I felt that our 25' 23RS was at times, too much for our F150. Hence the new 3/4 ton in my sig. You can get that big, nice trailer and shortly thereafter, chances are, you will be making a post similar to what TitanFlyer just did. The wheelbase of the Sequoia is short in comparison to the length of that trailer.

-CC


----------



## TitanFlyer (Feb 5, 2009)

collinsfam_tx said:


> I felt that our 25' 23RS was at times, too much for our F150. Hence the new 3/4 ton in my sig. You can get that big, nice trailer and shortly thereafter, chances are, you will be making a post similar to what TitanFlyer just did. The wheelbase of the Sequoia is short in comparison to the length of that trailer.
> 
> -CC











Easy now.. that was my first trip in my truck with anything but air behind me.... lol


----------



## Collinsfam_WY (Nov 9, 2006)

TitanFlyer said:


> I felt that our 25' 23RS was at times, too much for our F150. Hence the new 3/4 ton in my sig. You can get that big, nice trailer and shortly thereafter, chances are, you will be making a post similar to what TitanFlyer just did. The wheelbase of the Sequoia is short in comparison to the length of that trailer.
> 
> -CC











Easy now.. that was my first trip in my truck with anything but air behind me.... lol
[/quote]

Easy now what...I have made a half dozen posts similar to what you posted and ended up with the same conclusion you did







You just learn faster









-CC


----------



## hayesb2 (Feb 21, 2009)

I appreciate the advice everyone has given me thus far, but have some questions.
Just a side note I'm not challenging anyone here, Im a complete trailer newbie just trying to understand and learning more everyday.

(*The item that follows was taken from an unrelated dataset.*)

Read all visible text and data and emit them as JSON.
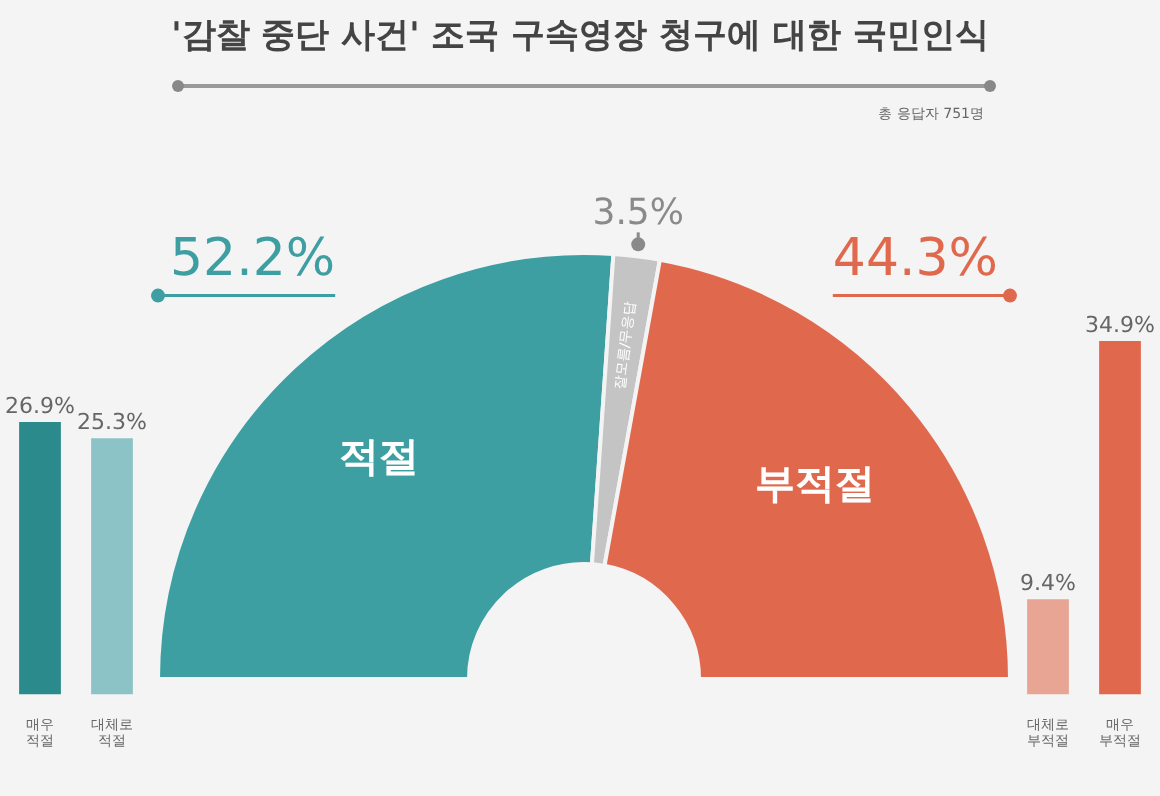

So the 230RS is 27ft long, the 280RS is 32ft long...so just 5 extra feet of trailer will make a huge difference? What if I were to use one of the Hensley Arrow hitches? Do you think I'd be okay with a 280RS then? Or even with the Hensley is it still not recommended?

All I know is I want a toy trailer I can tow safely yet has a side slideout, and the 230RS does not have a side slideout.
Let me know again your input is totally what I'm using to decide what to purchase...so thanks.


----------



## hayesb2 (Feb 21, 2009)

The more I read about the Hensley Arrow hitch, the more it seems I should be okay towing a longer trailer. So if I were to splurge on a HA hitch, do you guys think I could safely tow either the 280RS or 29KBH model?


----------



## Nathan (Jan 2, 2007)

There's a competitor to the HA now, the Propride. Its supposed to be an improved version for less $$$.

I can't speak to the performance as I upgraded the TV rather that trying a hitch that was that expensive. Before you go through with it, please check the weights carefully. Your trailer will put ~1000 lbs on the TV. So, you need to make sure that the trailer's tounge weight, the weight of the hitch, and the weight of all passengers, luggage and options (yes, auto manufacturers don't include options in base weights either







) and ensure you will still be under your GVWR. Then take that final vehicle weight and add the remaining weight of the trailer (use the trailer's gross weight unless you can get loaded weights from someone here) to ensure the entire setup stays below the GCWR. I'm betting it doesn't.

However, IF it does meet all weights, then a fancy hitch may allow for a satisfactory towing experience.


----------



## Collinsfam_WY (Nov 9, 2006)

hayesb2 said:


> ...do you guys think I could safely tow either the 280RS or 29KBH model?


I read this as...

"can I push my TV near its' limits or beyond them if I get something that will make it seem like I am not"

My thought is to get a trailer to fit the TV you have, or get a TV to fit the trailer you want. I was in the same boat as you when we bought our 23RS. We really wanted a 28RSDS (31ft?) and came "oh so close" to buying a K-Z Frontier that was virtually the exact same thing as the Outback. After visiting Outbackers, folks here changed my mind and we ended up with the trailer we have now. I have since towed in many situations that make me glad we did.

Other folks have different philosophies regarding this subject. I would encourage you to educate yourself as much as possible and make the best, informed decision so that you are comfortable with your setup.

Also, yes, the ProPride 3P is an improved Hensley at a reduced price.

Good luck and happy camping!

-CC


----------